Flávio Dino – O Brasil é muito grande territorialmente. É muito plural e em todos os sentidos muito desigual. Por isso, nenhuma força política sozinha tem o monopólio da verdade acerca de qual é o melhor caminho para o Brasil. É preciso ter modéstia para se ter humildade. É isso que nós procuramos exercer todos os dias no Estado.
Nós não fazemos o governo do PCdoB apenas. É claro que ele tem a nossa marca, nosso programa na direção, mas nós respeitamos as outras forças políticas para que elas também contribuam com a ação de governo, nos ajudem na sustentação do governo e na implementação das políticas públicas. Tem dado muito certo e é fundamental exatamente para revalorizar a boa política. São alianças feitas em torno de propósitos, propostas e ações.
Esse discurso da antipolítica e da criminalização de todo o mundo político acaba incorrendo numa grave injustiça da generalização. É óbvio que existem alianças assentadas em bases fisiológicas atrasadas e não-republicanas e que nós repudiamos.
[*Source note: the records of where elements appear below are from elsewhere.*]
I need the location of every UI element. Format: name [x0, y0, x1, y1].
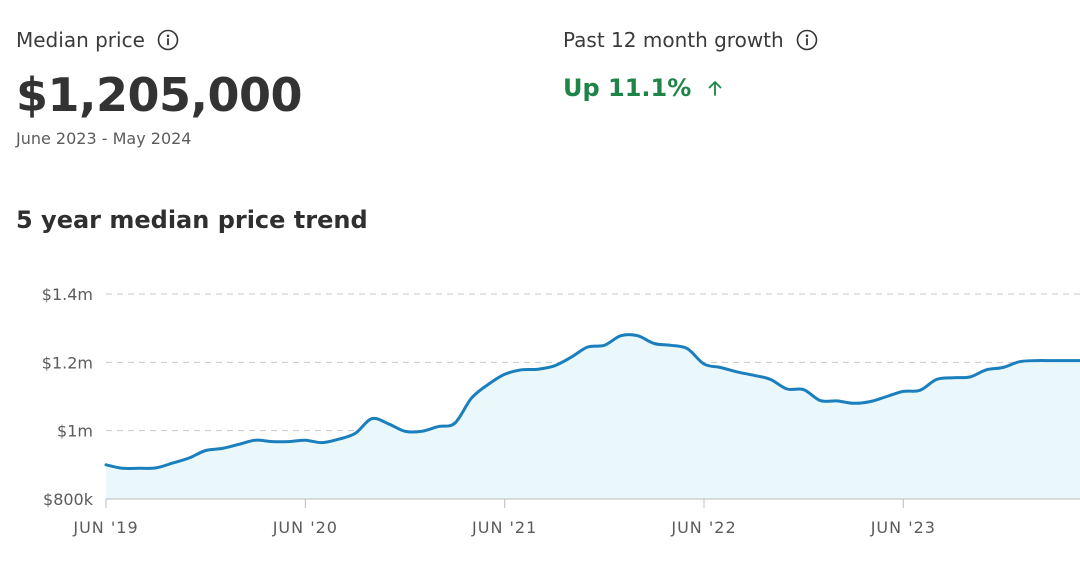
median-price-label: Median price [16, 28, 145, 52]
x-tick-label: JUN '19 [72, 518, 138, 537]
growth-label-row: Past 12 month growth [563, 28, 818, 52]
x-tick-label: JUN '21 [471, 518, 537, 537]
y-tick-label: $1.2m [42, 353, 93, 372]
y-tick-label: $1.4m [42, 285, 93, 304]
info-icon[interactable] [796, 29, 818, 51]
median-price-block: Median price $1,205,000 June 2023 - May … [16, 28, 303, 148]
arrow-up-icon [705, 78, 725, 98]
median-price-label-row: Median price [16, 28, 302, 52]
growth-value: Up 11.1% [563, 74, 692, 102]
section-title: 5 year median price trend [16, 206, 368, 234]
y-tick-label: $1m [57, 422, 93, 441]
info-icon[interactable] [157, 29, 179, 51]
growth-block: Past 12 month growth Up 11.1% [563, 28, 818, 102]
series-line [104, 333, 1080, 471]
series-area [106, 334, 1080, 499]
x-tick-label: JUN '22 [670, 518, 736, 537]
median-price-date-range: June 2023 - May 2024 [16, 128, 192, 148]
y-tick-label: $800k [43, 490, 94, 509]
median-price-value: $1,205,000 [16, 68, 303, 122]
price-trend-chart: $1.4m $1.2m $1m $800k JUN '19 JUN '20 JUN '21 J… [42, 285, 1080, 537]
growth-label: Past 12 month growth [563, 28, 784, 52]
x-tick-label: JUN '20 [272, 518, 338, 537]
growth-row: Up 11.1% [563, 74, 818, 102]
x-tick-label: JUN '23 [870, 518, 936, 537]
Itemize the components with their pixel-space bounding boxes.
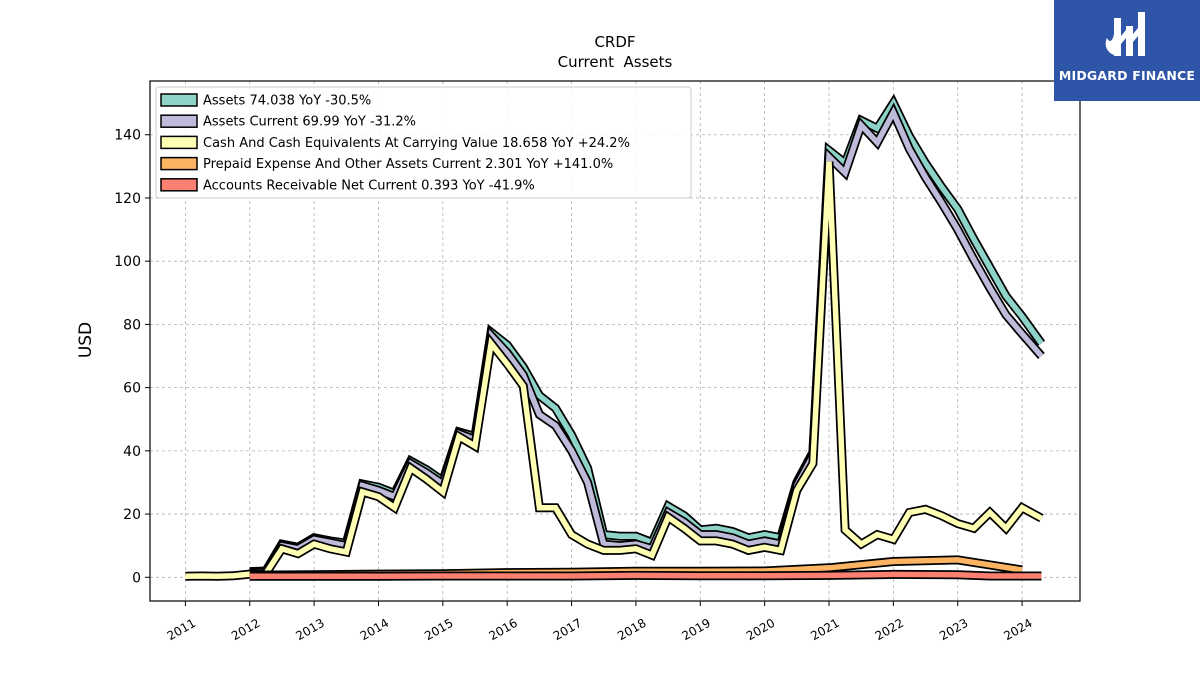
series-layer: [185, 93, 1046, 581]
x-tick-label: 2013: [293, 616, 326, 643]
legend-swatch: [160, 156, 198, 171]
x-tick-label: 2012: [229, 616, 262, 643]
y-tick-label: 140: [114, 128, 141, 144]
logo-text: MIDGARD FINANCE: [1058, 68, 1196, 83]
legend-label: Assets Current 69.99 YoY -31.2%: [203, 115, 416, 130]
x-tick-label: 2022: [873, 616, 906, 643]
series-line-1: [249, 106, 1044, 576]
midgard-logo-icon: [1105, 12, 1145, 56]
y-tick-label: 60: [123, 381, 141, 397]
x-tick-label: 2017: [551, 616, 584, 643]
legend-swatch: [160, 178, 198, 192]
legend-swatch: [160, 93, 198, 107]
chart-title: CRDF: [594, 33, 635, 51]
series-line-2: [185, 161, 1043, 580]
y-tick-label: 120: [114, 191, 141, 207]
x-tick-label: 2011: [165, 616, 198, 643]
x-tick-label: 2020: [744, 616, 777, 643]
y-axis-label: USD: [76, 322, 96, 358]
legend-label: Prepaid Expense And Other Assets Current…: [203, 157, 613, 172]
x-tick-label: 2023: [937, 616, 970, 643]
series-line-4: [249, 571, 1042, 580]
x-tick-label: 2018: [615, 616, 648, 643]
midgard-finance-logo: MIDGARD FINANCE: [1054, 0, 1200, 101]
legend-label: Cash And Cash Equivalents At Carrying Va…: [203, 136, 630, 151]
y-tick-label: 0: [132, 570, 141, 586]
plot-frame: [149, 80, 1081, 602]
legend-swatch: [160, 135, 198, 150]
x-tick-label: 2019: [680, 616, 713, 643]
y-tick-label: 100: [114, 254, 141, 270]
legend-box: [155, 86, 692, 199]
x-tick-label: 2021: [808, 616, 841, 643]
legend-swatch: [160, 114, 198, 128]
legend-label: Accounts Receivable Net Current 0.393 Yo…: [203, 178, 535, 193]
legend-label: Assets 74.038 YoY -30.5%: [203, 94, 371, 109]
x-tick-label: 2016: [486, 616, 519, 643]
x-tick-label: 2015: [422, 616, 455, 643]
y-tick-label: 20: [123, 507, 141, 523]
y-tick-label: 40: [123, 444, 141, 460]
y-tick-label: 80: [123, 317, 141, 333]
x-tick-label: 2014: [358, 616, 391, 643]
legend: Assets 74.038 YoY -30.5% Assets Current 6…: [155, 86, 692, 199]
x-tick-label: 2024: [1001, 616, 1034, 643]
chart-subtitle: Current Assets: [558, 53, 673, 71]
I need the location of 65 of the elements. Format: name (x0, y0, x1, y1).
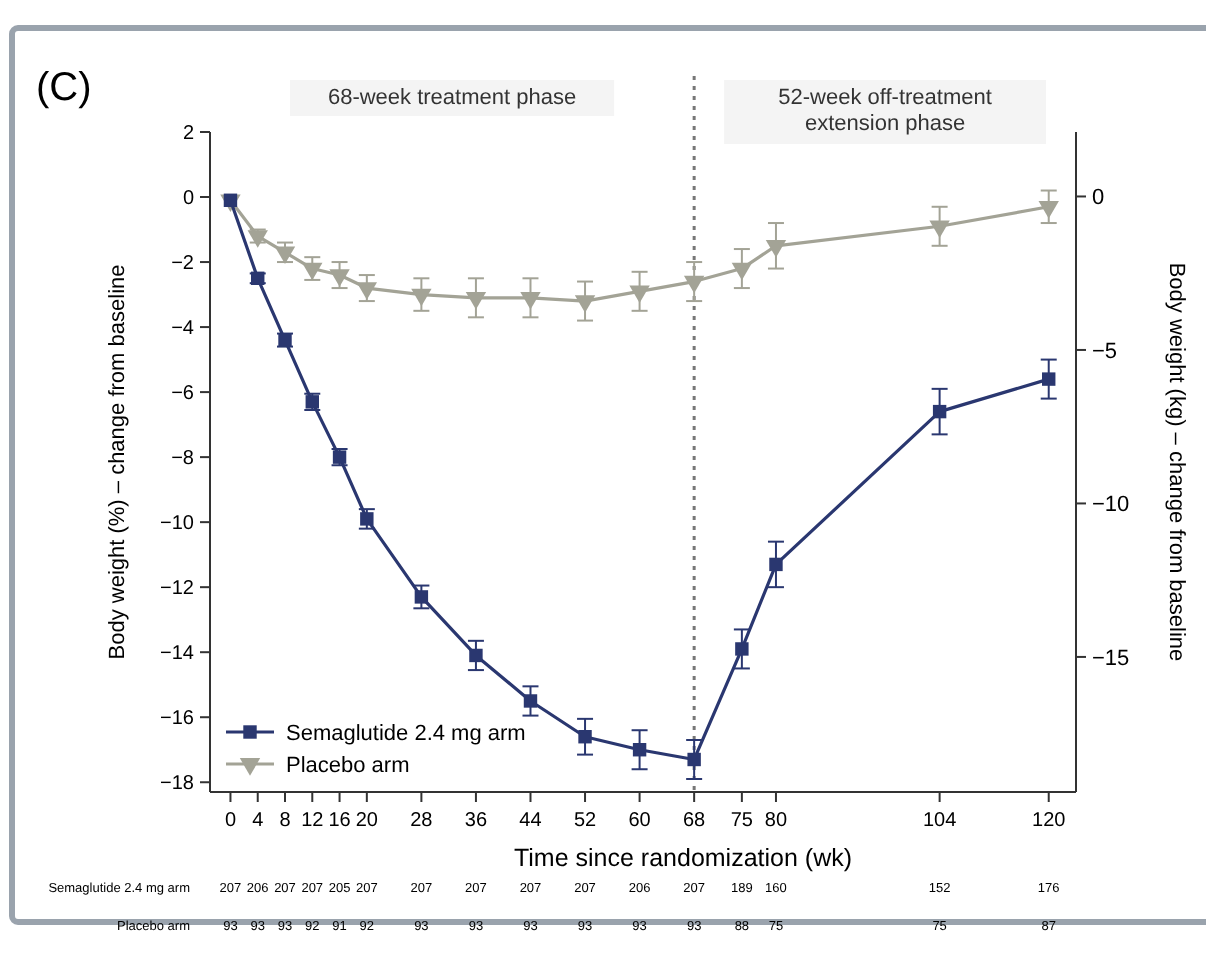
legend-label: Placebo arm (286, 754, 410, 778)
point (1038, 200, 1059, 219)
x-tick-label: 12 (301, 810, 325, 832)
point (683, 275, 705, 294)
x-axis-title: Time since randomization (wk) (513, 844, 853, 872)
y-axis-title: Body weight (%) – change from baseline (106, 264, 130, 660)
chart-title: (C) (36, 66, 92, 110)
y-tick-label: −2 (171, 253, 195, 276)
point (465, 291, 487, 310)
y2-tick-label: −15 (1092, 646, 1130, 671)
x-tick-label: 120 (1032, 810, 1067, 832)
point (302, 262, 323, 281)
point (247, 230, 268, 248)
text: 68-week treatment phase (327, 86, 577, 110)
point (765, 239, 787, 258)
point (632, 743, 647, 757)
y-tick-label: −10 (160, 513, 195, 536)
point (932, 404, 947, 419)
x-tick-label: 20 (355, 810, 379, 832)
y-tick-label: −14 (160, 643, 195, 666)
point (411, 288, 432, 307)
annotation: 52-week off-treatment extension phase (778, 86, 992, 136)
y-tick-label: −8 (171, 448, 195, 471)
point (731, 262, 753, 281)
x-tick-label: 104 (922, 810, 958, 832)
y-tick-label: −6 (171, 383, 195, 406)
y2-tick-label: −5 (1092, 339, 1118, 364)
y2-axis-title: Body weight (kg) – change from baseline (1164, 262, 1188, 662)
point (574, 295, 596, 313)
point (735, 642, 749, 656)
x-tick-label: 28 (410, 810, 434, 832)
y2-tick-label: 0 (1092, 186, 1105, 211)
x-tick-label: 4 (252, 810, 265, 832)
point (469, 648, 483, 663)
point (769, 557, 783, 572)
y-tick-label: −12 (160, 578, 195, 601)
point (629, 285, 650, 304)
y-tick-label: −18 (160, 773, 195, 796)
y-tick-label: −16 (160, 708, 195, 731)
legend-label: Semaglutide 2.4 mg arm (286, 722, 526, 746)
y-tick-label: −4 (171, 318, 195, 341)
point (520, 291, 541, 310)
y-tick-label: 2 (182, 123, 195, 145)
x-tick-label: 44 (519, 810, 543, 832)
x-tick-label: 16 (328, 810, 352, 832)
x-tick-label: 68 (683, 810, 707, 832)
x-tick-label: 80 (764, 810, 788, 832)
x-tick-label: 36 (464, 810, 488, 832)
x-tick-label: 8 (279, 810, 292, 832)
x-tick-label: 0 (224, 810, 237, 832)
point (329, 269, 350, 287)
y2-tick-label: −10 (1092, 493, 1130, 518)
point (356, 282, 378, 300)
point (1042, 372, 1056, 386)
point (274, 246, 296, 265)
point (414, 590, 429, 604)
x-tick-label: 75 (730, 810, 754, 832)
point (523, 694, 538, 708)
y-tick-label: 0 (182, 188, 195, 211)
x-tick-label: 60 (628, 810, 652, 832)
point (929, 220, 950, 239)
point (360, 512, 374, 526)
x-tick-label: 52 (573, 810, 598, 832)
point (687, 752, 701, 767)
point (578, 730, 592, 744)
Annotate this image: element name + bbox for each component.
Mas, por outro lado, temos o salutar exercício do diálogo entre forças diferentes que compartilham propostas e espaços.
Max Weber, que não é um teórico socialista, mas um grande cientista político, disse que a política é a disputa sobre projetos de organização da sociedade e sobre quem terá ou não o direito de gerenciar postos no estado para implementar ou não esses projetos. Essa dupla dimensão é igualmente legítima. O discurso da antipolítica, ao criminalizar isto, visa na verdade conformar o poder antidemocrático porque não submete ao crivo da sociedade, mas a formas autoritárias, fascistas mesmo, de exercício do poder em que poucos, supostamente mais qualificados que o conjunto da soberania popular, concentram o poder, a riqueza e o conhecimento nas suas mãos. E isso, volto a dizer, é barbárie. Não é civilização democrática, não é republicano e, por isso, nós combatemos.
Portal Vermelho – Em seu discurso no 14º Congresso do PCdoB, o senhor disse que busca fazer política com amor e alegria. Como consegue exercer sua função diante de tantos ataques de ódio e intolerância?
Flávio Dino – É decisivo ter sentimentos que norteiam a sua ação prática, porque se você busca racionalizar todo o exercício da ação politica na verdade você está se desumanizando. O ser humano é integral, ele não é feito apenas do que se convencionou chamar de razão.
É lógico que nós fazemos planejamento, ciência, método e seriedade. Porém, acima de tudo, o que nos movea é você de fato ter essa dimensão: acreditar no que faz, buscar fazer do melhor modo, ter a alegria de servir aos outros, se colocar no lugar do outro, ouvir o outro e ser capaz de envolver as pessoas naquilo que está fazendo. A cada dia renovar a sua crença de que nós, militantes da justiça social, temos que fazer todos os sacrifícios necessários para que outras pessoas possam ter acesso aos bens materiais e não-materiais fundamentais para a vida em sociedade.
Eu e minha equipe somos muito movidos por esse espírito de servir, da solidariedade, da boa caridade cristã, da boa fraternidade. Da busca de valores perdidos como igualdade social, a liberdade verdadeira para todos que imprescinde dos caminhos materiais para a sua concretização.
Nós acreditamos na síntese do nosso programa, mas, sobretudo, muita paixão militante que é o que cimenta a nossa experiência no Estado.